Que les Barea décrochent leur premier titre de champion d’Afrique des Nations (CHAN) de football, samedi prochain, est certainement le vœu pieu de tous les Malgaches. Même ceux qui ne sont pas branchés à ce sport-roi doivent avoir le même souhait. A priori, rien n’empêche les Barea d’aller jusqu’au bout et on espère qu’ils le feront.
Gagner le titre, ce serait vraiment historique. Et il ne reste plus qu’un match pour y arriver. Mais après l’euphorie de cette victoire acquise avec panache en demi-finale, il est temps de redescendre sur terre et de penser comment aborder cet ultime défi. En effet, il s’agit d’un vrai défi car la marche est encore haute pour ravir le titre.
Il faut se mettre en tête que l’adversaire ne se laissera pas faire facilement car il nourrira les mêmes ambitions de décrocher le graal. Pro­bablement, vue la qualité de l’adversaire qui n’est certainement pas le premier venu, ce sera un autre combat au finish comme lors de la demi-finale. Donc, il faudra rester lucide pendant tout le match.
Il faut faire preuve de la même combativité sur le terrain comme en demi-finale et surtout se battre jusqu’à la fin du match quelle que soit sa durée. Au sujet de la forme des deux équipes qui vont s’affronter, en principe, aucune des deux n’est avantagée parce qu’elles ont toutes deux joué les prolongations en demi-finale.
Autrement dit, une plus grande et rapide capacité de récupération donnera un léger avantage à l’équipe qui aura cette capacité. C’est un léger avantage car il faut beaucoup compter sur le fight spirit de chacun. Et cela, c’est sur le terrain seulement qu’on pourra l’appréhender. Ce ne sera pas un match facile.
Toutefois, avec ce qu’ils ont montré lors du match précédent, on n’a rien à craindre de ce côté-là. Les joueurs Mal­gaches ont montré qu’ils en voulaient et tous espèrent qu’ils montreront le même mordant au prochain match. D’au­tant plus qu’on a constaté qu’ils forment une vraie équipe soudée et prête à se battre.

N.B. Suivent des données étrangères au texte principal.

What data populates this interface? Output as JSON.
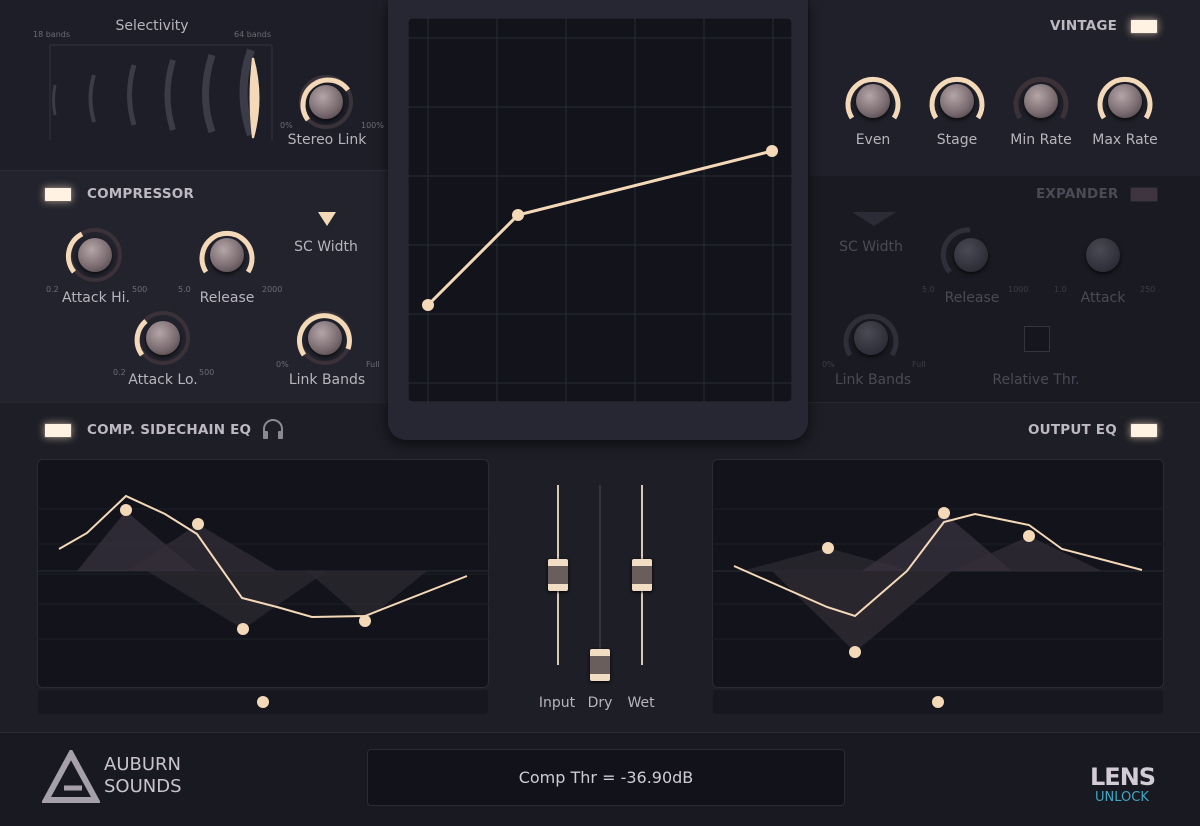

Dans un match com­me celui de samedi, il est essentiel de connaître ses propres faiblesses ainsi que celles de l’adversaire. Il en est de même des forces de chaque équipe. Il faudra, suivant le cas, les corriger ou les exploiter. Bien évidemment, le coach aura beaucoup à apporter à ce sujet.
Cette équipe des Barea a l’opportunité d’écrire une page inédite de l’histoire du football malgache, nonobstant la prime faramineuse qui les attend. Et les joueurs en sont conscients. Jus­qu’à ce que le sifflet final ne retentisse, il faut toujours qu’ils se disent qu’il ne faut pas vendre la peau de l’ours avant de l’avoir tué.